Brewer-Loudd, who is a circulation distribution manager for Dow Jones, did it all, too, she said, serving as precinct chair, putting door holders on doors about early voting, registering voters and phone-banking.
She’s been working on and off for Democratic candidates since then, including Anthony Foxx, Charlotte’s second African American mayor, and through a 2010 midterm Republican wave she said she saw coming.
Re-electing President Obama, “that’s going to be the big challenge here,” she said. “We worked really hard (in 2008) and the fact that we only won by 14,000 votes, it’s really scary. There’s a lot of doom and gloom out there among the president’s supporters, and there doesn’t have to be.”
All three women plan to be heavily involved in the campaign again.
Diatra Fullwood said that during the Democratic National Convention in Charlotte and afterward, “I’m there – wholeheartedly.” In her job as manager of the visitor’s information center at Charlotte Douglas International Airport, she will be greeting many of the 35,000 visitors expected for the convention, which Democrats hope will generate enthusiasm for the fall campaign.
Brewer-Loudd is working again as a precinct chair and much of what she hears gives her confidence.

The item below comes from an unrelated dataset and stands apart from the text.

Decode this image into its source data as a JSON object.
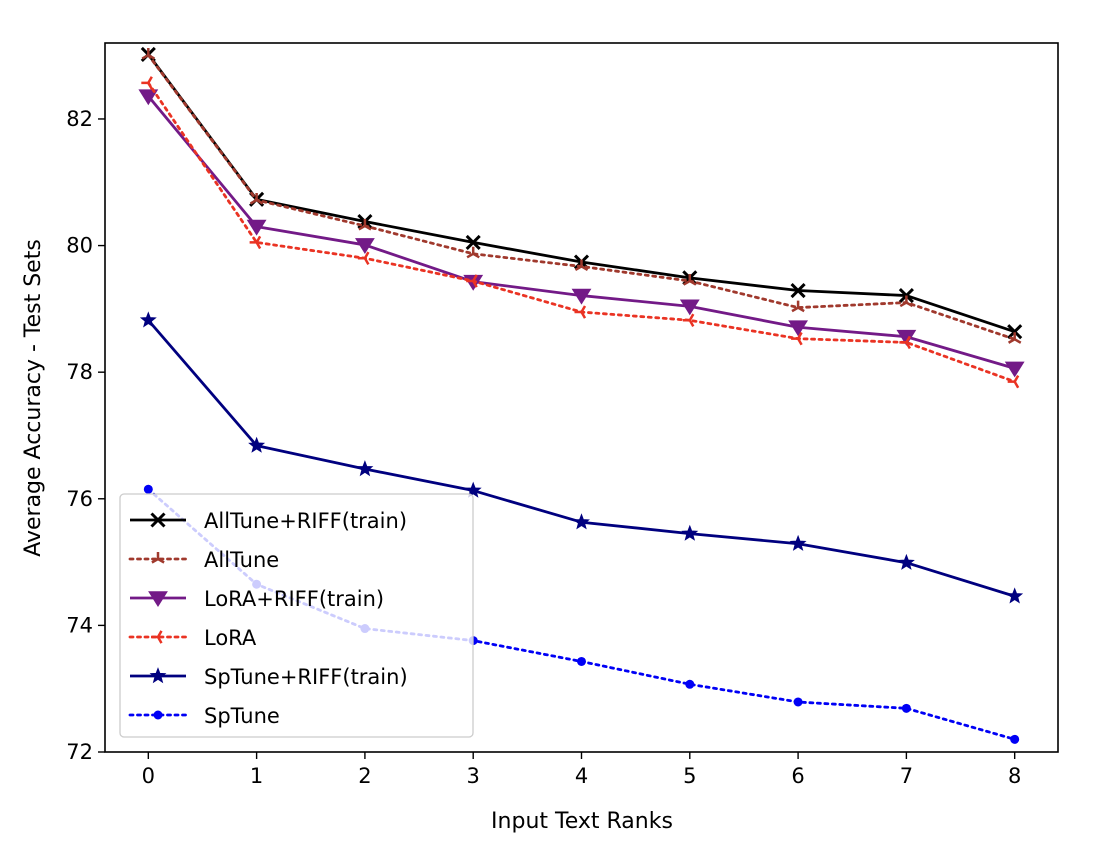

As she campaigns, she said she meets “a lot of senior ladies who want to protect the president – they feel like he’s their baby, their son,” Brewer Loudd said. “Young black women feel pride, as well. We have an opportunity to stand up and be heard, to matter, to be counted, to feel like we have something to contribute.”
She added, “I’m proud of this family (The Obamas). They have good hearts, they’re raising their family, they’re raising their children — things black people have always done and have never gotten the credit for on a grand scale.”
But the women acknowledge it will be harder this time to lift the president over the top in the Tar Heel state.
“I think it’s going to be tight, no doubt about it,” Valaida Fullwood said of the 2012 campaign and election. “I think it’s going to be brutal. If you think it’s been ugly so far, it’s going to get uglier than we ever could have imagined or would hope. I’m just hopeful we can eke it out and keep North Carolina blue.”